Vodafone today confirmed it's in early stage discussions with Liberty Global over a possible asset swap, although it quashed speculation surrounding a potential a merger between the two telecoms giants.
The announcement followed media reports that the British telecoms giant had entered into informal talks with the US cable giant. Vodafone's share price fell 2.2 per cent to 242.8 pence per share in this morning on the news.
There's long been chatter over a possible deal between Vodafone, the world's second-biggest mobile operator, and Liberty Global, Europe's largest cable operator.
A tie-up has become increasingly attractive given the market is moving towards the combination of mobile services with fixed-line broadband.
Augustin Eden, research analyst at Accendo Markets, said he expects to hear more from Vodafone and Liberty global in the future:
One has to wonder whether this is somewhat of a warm-up act for a heightened display of affection between the UK (world’s second largest) mobile operator and Europe’s biggest cable company.

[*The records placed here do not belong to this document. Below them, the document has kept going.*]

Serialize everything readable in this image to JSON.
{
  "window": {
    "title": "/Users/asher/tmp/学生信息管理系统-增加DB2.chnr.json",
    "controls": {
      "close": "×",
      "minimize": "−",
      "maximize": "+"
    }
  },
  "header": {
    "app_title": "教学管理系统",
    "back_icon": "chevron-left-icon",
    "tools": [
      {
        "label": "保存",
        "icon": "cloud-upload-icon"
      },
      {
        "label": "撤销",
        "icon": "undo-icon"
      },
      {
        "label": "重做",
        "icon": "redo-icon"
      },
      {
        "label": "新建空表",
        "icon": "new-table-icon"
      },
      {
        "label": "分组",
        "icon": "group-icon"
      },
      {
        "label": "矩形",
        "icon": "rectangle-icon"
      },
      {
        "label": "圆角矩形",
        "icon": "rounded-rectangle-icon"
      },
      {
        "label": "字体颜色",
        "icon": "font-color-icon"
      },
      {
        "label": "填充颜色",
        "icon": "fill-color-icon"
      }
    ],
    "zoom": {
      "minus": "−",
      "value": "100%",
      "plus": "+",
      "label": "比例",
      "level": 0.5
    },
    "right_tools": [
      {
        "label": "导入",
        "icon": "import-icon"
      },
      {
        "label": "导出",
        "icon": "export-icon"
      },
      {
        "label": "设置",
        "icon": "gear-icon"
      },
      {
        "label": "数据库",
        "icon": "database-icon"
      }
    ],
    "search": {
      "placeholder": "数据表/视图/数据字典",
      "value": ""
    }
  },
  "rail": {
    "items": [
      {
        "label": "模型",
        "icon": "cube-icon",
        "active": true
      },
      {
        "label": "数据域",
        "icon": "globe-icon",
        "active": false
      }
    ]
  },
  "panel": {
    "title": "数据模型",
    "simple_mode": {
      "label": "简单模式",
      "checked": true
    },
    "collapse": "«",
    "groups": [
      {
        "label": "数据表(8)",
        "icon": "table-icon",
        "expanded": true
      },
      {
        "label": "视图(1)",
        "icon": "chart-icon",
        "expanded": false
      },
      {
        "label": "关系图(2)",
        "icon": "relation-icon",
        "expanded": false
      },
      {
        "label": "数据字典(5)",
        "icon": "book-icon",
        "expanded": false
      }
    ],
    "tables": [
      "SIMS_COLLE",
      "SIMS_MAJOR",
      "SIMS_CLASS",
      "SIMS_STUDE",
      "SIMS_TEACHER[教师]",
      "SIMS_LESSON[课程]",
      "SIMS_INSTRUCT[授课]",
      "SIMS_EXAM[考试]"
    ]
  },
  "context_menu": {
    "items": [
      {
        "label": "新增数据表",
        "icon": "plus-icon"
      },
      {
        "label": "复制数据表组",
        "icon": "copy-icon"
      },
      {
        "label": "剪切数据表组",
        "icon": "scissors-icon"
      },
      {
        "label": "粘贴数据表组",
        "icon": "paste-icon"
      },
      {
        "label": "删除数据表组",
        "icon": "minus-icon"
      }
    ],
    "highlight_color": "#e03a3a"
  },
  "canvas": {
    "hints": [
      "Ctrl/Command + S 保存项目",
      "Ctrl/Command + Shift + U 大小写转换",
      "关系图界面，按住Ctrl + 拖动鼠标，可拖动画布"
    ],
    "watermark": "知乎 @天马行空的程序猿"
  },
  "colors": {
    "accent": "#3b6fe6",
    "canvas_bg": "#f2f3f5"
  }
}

A sure-fire way to offer ‘all in one’ services effectively is to have everything in one place, but we wouldn’t want to unsettle the markets with a shock announcement now, would we?
Last month Liberty Global's chief executive, John Malone, alluded to the possibility of a deal with Vodafone, saying it could create significant value for shareholders.
"We've looked at that from our side and there would be very substantial synergies if we could find a way to work together or combine the companies with respect to western Europe," he said.
"Is there a great fit in Germany? Absolutely. Is there a great fit in the UK? Absolutely. Is there a great fit in Holland? Absolutely. There's the promise of creating enormous shareholder value if we could work it out."